Currently, although it still seems distant to us to program something as complex as the human mind, we are experiencing a tremendous advance in the use of Machine Learning, and, for a few years now, specifically in Deep Learning. Both encompassed in Artificial Intelligence, which was devised to make machines smarter, even more than humans.
But what is Machine Learning? Well, in its most basic use, ML is the practice of using algorithms to parse data: to learn from it to make a subsequent prediction or suggestion about a particular problem. For that purpose, programmers must refine algorithms that specify a set of variables to be as accurate as possible for a particular task, and, of course, the machine is trained using a large amount of data giving the algorithms the opportunity to be refined.
Since the dawn of early AI, algorithms have evolved with the goal of analyzing and obtaining better results: decision trees, inductive logic programming, clustering to store and read large volumes of data, etc. And, following the evolution of Machine Learning in the last decade, a particular Machine Learning technique known as Deep Learning has become more widespread. By definition, DL instead of teaching a computer a huge list of rules to solve a problem, it gives the computer a model that evaluates examples and small collections of instructions to modify the model when errors occur. Over time, it expects these models to be able to solve the problem extremely accurately since the system is able to extract patterns.
Now, DL is pushing all of us to another reality in which we are able to interpret our world differently through image recognition, natural language analysis, and audio production, as well as to anticipate many problems thanks to the extraction of behavioral patterns. Something that until then the Machine Learning we knew a few years ago did not allow us to do. Without a doubt, the audio world is one of those areas in which machine learning will have a lot of scope for action. In this industry, we produce a massive amount of data and it is key to make the best use of it in the name of effectiveness, constant improvement, and trending. As a matter of fact, it is already possible to implement these systems, but it will undoubtedly become a normal panorama in the coming future.
Let’s see how it can be possible.
Although there are different techniques for implementing Deep Learning, one of the most common is simulating a system of artificial neural networks within data analysis software. This is the basic principle. Sound data, often called audio data, is a type of data that is not very intuitive to work with, but is of course the raw material for developing valuable information that will, in turn, allow new technologies to be built. The big difficulty when starting with sound data is that, unlike tabular data or images, sound data is not easy to represent in tabular format.

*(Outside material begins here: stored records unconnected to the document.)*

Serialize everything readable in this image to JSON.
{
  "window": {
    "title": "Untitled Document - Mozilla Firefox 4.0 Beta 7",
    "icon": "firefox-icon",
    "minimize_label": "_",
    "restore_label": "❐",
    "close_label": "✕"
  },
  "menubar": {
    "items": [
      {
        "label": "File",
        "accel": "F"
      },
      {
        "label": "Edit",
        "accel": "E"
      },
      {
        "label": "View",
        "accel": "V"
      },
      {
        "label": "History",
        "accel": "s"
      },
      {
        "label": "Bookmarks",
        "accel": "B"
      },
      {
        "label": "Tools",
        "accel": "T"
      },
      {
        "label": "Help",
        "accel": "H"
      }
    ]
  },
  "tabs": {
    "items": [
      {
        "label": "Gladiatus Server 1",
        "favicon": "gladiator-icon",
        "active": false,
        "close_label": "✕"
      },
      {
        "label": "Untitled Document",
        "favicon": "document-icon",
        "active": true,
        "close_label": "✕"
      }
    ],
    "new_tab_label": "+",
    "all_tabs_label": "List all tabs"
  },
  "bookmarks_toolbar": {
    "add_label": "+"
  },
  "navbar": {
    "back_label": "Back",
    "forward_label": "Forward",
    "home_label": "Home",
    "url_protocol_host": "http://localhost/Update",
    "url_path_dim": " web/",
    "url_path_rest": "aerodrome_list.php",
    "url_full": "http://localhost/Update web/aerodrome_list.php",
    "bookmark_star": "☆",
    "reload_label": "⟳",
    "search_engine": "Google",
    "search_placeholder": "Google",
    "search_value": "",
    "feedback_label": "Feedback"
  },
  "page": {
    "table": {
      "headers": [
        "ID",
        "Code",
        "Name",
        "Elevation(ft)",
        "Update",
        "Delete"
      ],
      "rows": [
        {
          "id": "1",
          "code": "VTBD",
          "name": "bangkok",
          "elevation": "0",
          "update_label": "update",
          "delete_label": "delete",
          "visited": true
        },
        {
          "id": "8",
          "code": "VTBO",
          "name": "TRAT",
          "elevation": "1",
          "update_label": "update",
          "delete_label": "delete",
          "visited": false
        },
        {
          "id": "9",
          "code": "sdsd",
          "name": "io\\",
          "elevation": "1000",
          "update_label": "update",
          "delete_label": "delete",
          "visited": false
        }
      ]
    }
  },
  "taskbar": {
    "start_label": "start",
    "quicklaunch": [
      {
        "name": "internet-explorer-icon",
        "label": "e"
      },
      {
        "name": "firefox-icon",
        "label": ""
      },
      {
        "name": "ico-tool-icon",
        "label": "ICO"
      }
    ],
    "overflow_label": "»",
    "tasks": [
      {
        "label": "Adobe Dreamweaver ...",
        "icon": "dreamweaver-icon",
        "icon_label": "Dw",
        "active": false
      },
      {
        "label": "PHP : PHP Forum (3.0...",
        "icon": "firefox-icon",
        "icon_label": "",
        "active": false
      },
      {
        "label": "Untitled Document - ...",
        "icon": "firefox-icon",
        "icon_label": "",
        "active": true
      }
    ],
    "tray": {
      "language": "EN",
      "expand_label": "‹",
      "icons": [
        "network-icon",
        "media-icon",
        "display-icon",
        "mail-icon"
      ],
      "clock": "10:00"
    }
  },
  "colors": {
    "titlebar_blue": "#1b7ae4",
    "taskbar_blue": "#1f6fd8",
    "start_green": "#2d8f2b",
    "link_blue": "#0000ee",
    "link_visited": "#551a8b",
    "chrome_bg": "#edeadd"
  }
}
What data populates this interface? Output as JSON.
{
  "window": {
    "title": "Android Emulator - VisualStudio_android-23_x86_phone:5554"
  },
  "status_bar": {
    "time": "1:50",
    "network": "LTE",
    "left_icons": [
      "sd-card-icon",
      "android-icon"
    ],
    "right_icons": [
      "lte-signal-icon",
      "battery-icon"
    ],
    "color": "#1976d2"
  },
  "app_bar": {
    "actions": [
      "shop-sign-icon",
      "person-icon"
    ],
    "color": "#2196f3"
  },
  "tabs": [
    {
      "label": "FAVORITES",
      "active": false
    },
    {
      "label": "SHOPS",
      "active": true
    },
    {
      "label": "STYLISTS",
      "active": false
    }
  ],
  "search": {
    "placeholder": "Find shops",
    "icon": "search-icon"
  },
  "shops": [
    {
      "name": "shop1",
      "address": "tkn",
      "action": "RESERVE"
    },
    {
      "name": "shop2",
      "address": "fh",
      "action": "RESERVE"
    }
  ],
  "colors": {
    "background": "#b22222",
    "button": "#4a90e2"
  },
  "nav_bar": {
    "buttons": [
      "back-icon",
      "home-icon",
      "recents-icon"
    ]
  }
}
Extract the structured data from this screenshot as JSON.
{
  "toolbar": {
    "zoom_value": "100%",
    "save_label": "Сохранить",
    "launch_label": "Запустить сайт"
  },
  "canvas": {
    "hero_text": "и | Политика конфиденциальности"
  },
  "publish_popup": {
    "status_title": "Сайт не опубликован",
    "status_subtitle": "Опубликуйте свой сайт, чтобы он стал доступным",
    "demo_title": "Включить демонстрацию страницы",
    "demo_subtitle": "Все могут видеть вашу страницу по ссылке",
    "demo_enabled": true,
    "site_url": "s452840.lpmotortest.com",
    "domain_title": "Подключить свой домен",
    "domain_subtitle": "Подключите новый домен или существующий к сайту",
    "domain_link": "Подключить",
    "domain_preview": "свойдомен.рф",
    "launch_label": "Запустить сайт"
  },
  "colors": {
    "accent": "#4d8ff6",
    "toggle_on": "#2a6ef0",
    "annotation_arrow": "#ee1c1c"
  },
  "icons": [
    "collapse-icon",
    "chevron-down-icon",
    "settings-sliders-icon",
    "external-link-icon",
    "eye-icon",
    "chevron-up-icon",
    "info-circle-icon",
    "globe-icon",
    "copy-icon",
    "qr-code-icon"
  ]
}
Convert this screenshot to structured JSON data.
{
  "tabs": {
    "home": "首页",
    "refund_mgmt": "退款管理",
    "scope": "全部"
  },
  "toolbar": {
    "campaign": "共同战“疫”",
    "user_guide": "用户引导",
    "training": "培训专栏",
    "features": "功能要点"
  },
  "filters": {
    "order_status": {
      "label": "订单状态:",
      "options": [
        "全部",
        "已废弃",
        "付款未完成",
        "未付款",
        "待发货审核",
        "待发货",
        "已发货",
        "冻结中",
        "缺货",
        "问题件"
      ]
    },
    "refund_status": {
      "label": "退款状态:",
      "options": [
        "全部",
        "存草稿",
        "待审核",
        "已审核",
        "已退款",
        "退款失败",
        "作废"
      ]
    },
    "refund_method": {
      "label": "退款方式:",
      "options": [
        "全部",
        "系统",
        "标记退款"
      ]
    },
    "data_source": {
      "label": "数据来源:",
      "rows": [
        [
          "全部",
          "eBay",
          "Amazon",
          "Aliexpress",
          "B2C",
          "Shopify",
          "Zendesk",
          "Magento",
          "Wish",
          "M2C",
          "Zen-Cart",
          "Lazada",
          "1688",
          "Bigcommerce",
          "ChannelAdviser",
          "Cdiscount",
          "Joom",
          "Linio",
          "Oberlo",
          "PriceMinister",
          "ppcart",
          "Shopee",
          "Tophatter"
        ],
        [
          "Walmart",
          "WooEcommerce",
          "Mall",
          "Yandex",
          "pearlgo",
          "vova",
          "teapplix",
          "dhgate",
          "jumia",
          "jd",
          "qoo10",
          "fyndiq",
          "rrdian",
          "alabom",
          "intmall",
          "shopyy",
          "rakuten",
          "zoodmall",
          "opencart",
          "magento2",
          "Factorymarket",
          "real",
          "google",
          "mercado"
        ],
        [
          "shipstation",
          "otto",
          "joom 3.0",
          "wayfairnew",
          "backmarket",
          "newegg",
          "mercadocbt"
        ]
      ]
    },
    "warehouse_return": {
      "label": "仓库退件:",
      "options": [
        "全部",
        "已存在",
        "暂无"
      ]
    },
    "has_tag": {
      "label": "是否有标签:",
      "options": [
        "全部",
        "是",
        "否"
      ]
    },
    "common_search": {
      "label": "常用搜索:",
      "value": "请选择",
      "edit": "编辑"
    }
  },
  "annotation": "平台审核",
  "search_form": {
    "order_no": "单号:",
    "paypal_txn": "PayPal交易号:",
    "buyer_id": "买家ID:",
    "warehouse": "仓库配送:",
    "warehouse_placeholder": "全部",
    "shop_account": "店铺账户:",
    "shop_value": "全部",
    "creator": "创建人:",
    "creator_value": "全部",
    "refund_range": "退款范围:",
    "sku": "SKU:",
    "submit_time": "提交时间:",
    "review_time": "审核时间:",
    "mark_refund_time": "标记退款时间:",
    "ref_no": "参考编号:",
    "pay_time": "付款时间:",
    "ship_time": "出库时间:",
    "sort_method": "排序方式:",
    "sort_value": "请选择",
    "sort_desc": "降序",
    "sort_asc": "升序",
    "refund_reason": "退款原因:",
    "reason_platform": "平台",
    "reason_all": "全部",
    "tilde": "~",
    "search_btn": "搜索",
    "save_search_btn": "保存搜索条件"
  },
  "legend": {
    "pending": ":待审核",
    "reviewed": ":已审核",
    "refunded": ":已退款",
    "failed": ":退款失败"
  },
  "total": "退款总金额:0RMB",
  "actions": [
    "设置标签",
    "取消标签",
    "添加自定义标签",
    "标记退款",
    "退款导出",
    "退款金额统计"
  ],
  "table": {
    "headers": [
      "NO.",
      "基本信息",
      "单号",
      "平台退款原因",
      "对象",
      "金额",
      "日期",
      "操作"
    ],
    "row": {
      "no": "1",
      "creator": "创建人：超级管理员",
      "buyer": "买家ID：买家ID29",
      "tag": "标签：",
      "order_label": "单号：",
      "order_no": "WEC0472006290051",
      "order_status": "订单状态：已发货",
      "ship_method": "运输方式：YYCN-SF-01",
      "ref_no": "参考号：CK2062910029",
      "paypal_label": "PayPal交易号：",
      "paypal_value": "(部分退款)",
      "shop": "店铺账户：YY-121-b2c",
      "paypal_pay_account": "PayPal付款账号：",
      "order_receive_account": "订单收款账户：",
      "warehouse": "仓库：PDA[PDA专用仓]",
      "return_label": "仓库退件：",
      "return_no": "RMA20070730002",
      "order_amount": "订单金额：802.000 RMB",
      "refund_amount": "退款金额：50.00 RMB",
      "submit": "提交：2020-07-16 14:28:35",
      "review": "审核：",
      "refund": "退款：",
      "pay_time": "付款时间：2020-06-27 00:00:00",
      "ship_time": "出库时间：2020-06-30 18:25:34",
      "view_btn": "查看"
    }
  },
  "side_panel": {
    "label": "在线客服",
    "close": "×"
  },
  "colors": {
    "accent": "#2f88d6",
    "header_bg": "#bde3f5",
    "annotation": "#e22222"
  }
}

Images can easily be represented as arrays because they are based on pixels. Each of the pixels has a value indicating the intensity of black and white (or for color images, it has an intensity of red, green, and blue separately). Sound, on the other hand, is a much more complex data format to work with. On the one hand, the sound is a mixture of wave frequencies at different intensities. A conversion into some kind of tabular or matrix data set is necessary before any machine learning can be performed. On the other hand, sound has a time factor. It is actually more comparable to video data than to image since it has sound fragments of some duration rather than a capture at a single point in time.
So, since sound, or music, is something we listen to, it’s hard to imagine how to make it digital. However, digital music is everywhere and it is a problem that has already been solved. That’s the first point to consider. What’s next? One way can be loading and playing a song with an interactive computing platform, such as Jupyter Notebook, which creates and shares computational documents. Then, it is about cutting the songs into equally long chunks and subsequently creating melspectrograms as well as a data format suitable for Kera input. But this is just an example.
It is very naïve to think that artificial intelligence is going to take over audio production overnight. In reality, the work of sound engineers is still essential in this field. What is about to happen is the progressive dependence of sound engineers on technologies such as machine learning, with the aim of processing large amounts of data, and thus improving errors, recognizing patterns, correcting distortions, and speeding up tasks that take up a lot of time for human workers. This would improve the audio industry exponentially… and it will certainly happen!
For instance, machine learning has facilitated the slow but continuous construction of smart speaker interfaces, as well as the use of artificial intelligence for the purpose of accurate and fast signal processing, among others. In this way, sound engineers can take care of other, executive decisions that are fundamental to production, such as source and channel coding.